Since they were founded in 1646, the towns of Andover and North Andover in Essex County, Massachusetts have served as an example of typical New England tradition and civilization, and that includes their architecture. These towns may have changed, like the rest of America, since this issue of the White Pine Architectural Monographs was written in 1917, but many of the homes featured here as illustrations of early wooden architecture still stand.

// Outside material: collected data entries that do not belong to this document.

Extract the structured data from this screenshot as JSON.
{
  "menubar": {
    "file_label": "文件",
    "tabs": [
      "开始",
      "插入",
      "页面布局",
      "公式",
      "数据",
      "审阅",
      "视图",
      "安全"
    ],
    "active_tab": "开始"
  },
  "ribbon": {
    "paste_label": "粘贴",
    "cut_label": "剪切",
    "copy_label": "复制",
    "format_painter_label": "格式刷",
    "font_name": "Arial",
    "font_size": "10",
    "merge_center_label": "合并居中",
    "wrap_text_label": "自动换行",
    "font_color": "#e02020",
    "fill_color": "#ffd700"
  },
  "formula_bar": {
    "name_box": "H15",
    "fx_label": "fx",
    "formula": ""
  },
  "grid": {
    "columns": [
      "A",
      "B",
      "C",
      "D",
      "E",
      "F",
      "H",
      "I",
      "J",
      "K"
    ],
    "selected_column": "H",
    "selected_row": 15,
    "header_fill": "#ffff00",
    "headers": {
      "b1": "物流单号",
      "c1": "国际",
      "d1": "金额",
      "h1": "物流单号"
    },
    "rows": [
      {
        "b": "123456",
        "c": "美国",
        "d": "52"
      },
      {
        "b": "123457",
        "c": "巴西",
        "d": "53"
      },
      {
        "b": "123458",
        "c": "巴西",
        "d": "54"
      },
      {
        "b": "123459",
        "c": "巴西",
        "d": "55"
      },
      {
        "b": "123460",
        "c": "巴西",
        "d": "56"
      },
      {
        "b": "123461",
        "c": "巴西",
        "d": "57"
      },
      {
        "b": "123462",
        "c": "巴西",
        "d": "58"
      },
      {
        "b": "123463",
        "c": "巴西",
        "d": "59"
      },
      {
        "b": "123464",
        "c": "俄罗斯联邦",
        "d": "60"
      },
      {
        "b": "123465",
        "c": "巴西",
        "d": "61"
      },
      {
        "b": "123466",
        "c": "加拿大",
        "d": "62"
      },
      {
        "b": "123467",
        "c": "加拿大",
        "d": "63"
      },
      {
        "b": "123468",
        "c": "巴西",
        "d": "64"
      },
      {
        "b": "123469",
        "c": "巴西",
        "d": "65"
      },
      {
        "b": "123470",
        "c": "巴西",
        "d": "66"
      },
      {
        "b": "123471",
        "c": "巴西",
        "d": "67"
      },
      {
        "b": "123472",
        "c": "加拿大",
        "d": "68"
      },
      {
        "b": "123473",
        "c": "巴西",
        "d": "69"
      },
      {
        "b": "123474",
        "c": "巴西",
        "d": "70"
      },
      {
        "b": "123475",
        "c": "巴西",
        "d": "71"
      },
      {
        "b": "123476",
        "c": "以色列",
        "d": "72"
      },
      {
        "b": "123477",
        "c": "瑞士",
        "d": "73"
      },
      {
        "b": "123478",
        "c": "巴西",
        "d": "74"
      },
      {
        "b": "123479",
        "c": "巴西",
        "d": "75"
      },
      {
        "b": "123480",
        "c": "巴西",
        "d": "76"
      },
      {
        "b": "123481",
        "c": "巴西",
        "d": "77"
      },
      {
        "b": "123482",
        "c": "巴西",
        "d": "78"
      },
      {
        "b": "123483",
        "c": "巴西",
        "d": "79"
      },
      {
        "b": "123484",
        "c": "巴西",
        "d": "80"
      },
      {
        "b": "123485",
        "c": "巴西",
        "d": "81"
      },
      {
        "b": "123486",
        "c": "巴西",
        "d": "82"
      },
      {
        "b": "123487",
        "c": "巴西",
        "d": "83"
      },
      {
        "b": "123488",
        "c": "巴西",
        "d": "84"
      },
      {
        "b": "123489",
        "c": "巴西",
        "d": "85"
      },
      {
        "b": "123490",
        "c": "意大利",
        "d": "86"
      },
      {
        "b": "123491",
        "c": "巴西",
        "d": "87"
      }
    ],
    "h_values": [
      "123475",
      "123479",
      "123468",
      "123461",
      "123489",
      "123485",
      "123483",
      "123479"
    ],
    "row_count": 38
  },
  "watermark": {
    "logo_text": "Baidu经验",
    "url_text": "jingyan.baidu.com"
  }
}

Of particular note is Andover Hill, where a group of about fifty houses sprung up after the establishment of the Phillips Academy in 1778. The author of this monograph, Addison B. LeBoutillier, notes that the occupants of these houses “left names well known in history, literature and theology.” Among notable early Andover residents are New England’s first published poet, Anne Bradstreet, and her husband, Massachusetts Governor Simon Bradstreet. When this monograph was written, the house labeled ‘Governor Bradstreet House’ was believed to have truly been that of the Bradstreets, built in 1667, but historians have since realized that it was misidentified. It’s now known as the Parson Barnard House, believed to have been built in 1715.
Other interesting wooden buildings in Andover and what is now West Andover include a number of gambrel houses, and spacious three-story houses “of a courtly period when the aristocratic ideas of old-country traditions still held in the style of living and social customs of the Colonies.”